The absence of up-to-date accounts for many of the bombed-out property firms and other joint-venture companies that comprise Lloyds’ hideously underperforming equity portfolio accentuates the risk that such assets will be over-valued in the Lloyds Banking Group accounts. At least the prospectus document recognises the risk here, warning investors that such valuations “could be further marked down”.

Then there’s the thorny issue of regulation and possible retribution for past errors. In the prospectus document, Lloyds acknowledges that the reinvented and more frightening FSA may inflict pain on the bottom line. The document says: “Regulatory reviews and investigations may result in enforcement actions and public ­sanction, which could expose the group to an increased risk of litigation.”

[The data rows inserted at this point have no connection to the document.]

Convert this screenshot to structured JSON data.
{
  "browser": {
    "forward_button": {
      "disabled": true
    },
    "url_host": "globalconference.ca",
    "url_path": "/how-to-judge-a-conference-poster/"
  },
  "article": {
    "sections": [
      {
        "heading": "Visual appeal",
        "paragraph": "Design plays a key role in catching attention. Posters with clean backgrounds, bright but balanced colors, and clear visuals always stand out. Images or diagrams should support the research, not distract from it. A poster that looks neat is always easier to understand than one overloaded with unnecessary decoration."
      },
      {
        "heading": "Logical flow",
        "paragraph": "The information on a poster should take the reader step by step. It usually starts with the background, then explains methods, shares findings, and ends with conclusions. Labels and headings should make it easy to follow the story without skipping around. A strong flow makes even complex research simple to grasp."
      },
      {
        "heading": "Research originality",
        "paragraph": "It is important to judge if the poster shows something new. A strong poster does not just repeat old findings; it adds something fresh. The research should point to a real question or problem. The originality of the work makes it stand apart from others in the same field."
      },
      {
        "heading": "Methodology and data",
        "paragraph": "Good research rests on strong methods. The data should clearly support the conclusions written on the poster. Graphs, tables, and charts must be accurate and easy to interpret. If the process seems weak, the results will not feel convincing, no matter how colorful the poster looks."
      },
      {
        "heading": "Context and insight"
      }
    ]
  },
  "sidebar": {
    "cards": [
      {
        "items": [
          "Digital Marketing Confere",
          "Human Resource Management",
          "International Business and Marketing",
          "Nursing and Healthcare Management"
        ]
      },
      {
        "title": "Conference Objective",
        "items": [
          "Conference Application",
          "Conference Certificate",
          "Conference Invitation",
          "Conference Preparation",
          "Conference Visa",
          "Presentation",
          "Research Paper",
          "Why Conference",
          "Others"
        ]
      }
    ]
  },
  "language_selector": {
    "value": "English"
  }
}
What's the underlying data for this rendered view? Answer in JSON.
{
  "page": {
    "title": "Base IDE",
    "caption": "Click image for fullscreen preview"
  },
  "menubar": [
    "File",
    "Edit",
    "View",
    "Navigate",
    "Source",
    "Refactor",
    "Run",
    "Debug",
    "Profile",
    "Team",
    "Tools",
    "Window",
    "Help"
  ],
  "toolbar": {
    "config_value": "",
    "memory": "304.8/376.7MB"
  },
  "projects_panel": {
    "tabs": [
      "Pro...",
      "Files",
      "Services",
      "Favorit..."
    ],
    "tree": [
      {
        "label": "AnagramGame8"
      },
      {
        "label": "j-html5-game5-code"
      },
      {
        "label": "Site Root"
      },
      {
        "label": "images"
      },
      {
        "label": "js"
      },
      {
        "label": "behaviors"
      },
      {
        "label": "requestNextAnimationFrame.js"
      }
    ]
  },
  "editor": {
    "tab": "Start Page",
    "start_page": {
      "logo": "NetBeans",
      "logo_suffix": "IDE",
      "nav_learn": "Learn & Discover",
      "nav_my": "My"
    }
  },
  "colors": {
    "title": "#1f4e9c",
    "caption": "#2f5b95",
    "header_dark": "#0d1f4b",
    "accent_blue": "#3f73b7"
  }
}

The document also warns that the outcomes of any regulatory review, proceeding or complaint against the group or the heritage HBOS group “could have a material adverse effect on the group’s operations and/or financial condition, especially to the extent the scope of any such proceedings expands beyond its original focus”.

Whether this relates to the current FSA inquiry into last year’s HBOS cash calls, or to the notorious BoS Corporate Reading scandal, in which former manager Lynden Scourfield lent up £500m to companies where the bank had installed the “turnaround consultants” Quayside Corporate Services, but yet many of the companies went bust and were unable to repay their loans, I don’t know. But if I was an investor, that uncertainty alone would predispose me to shun this rights issue.

There is no doubt however, that the British economy needs functioning banks. If putting further cash into this particular bank is only way that we can ensure we do have functioning banks, then one just hopes that other investors will be more charitable.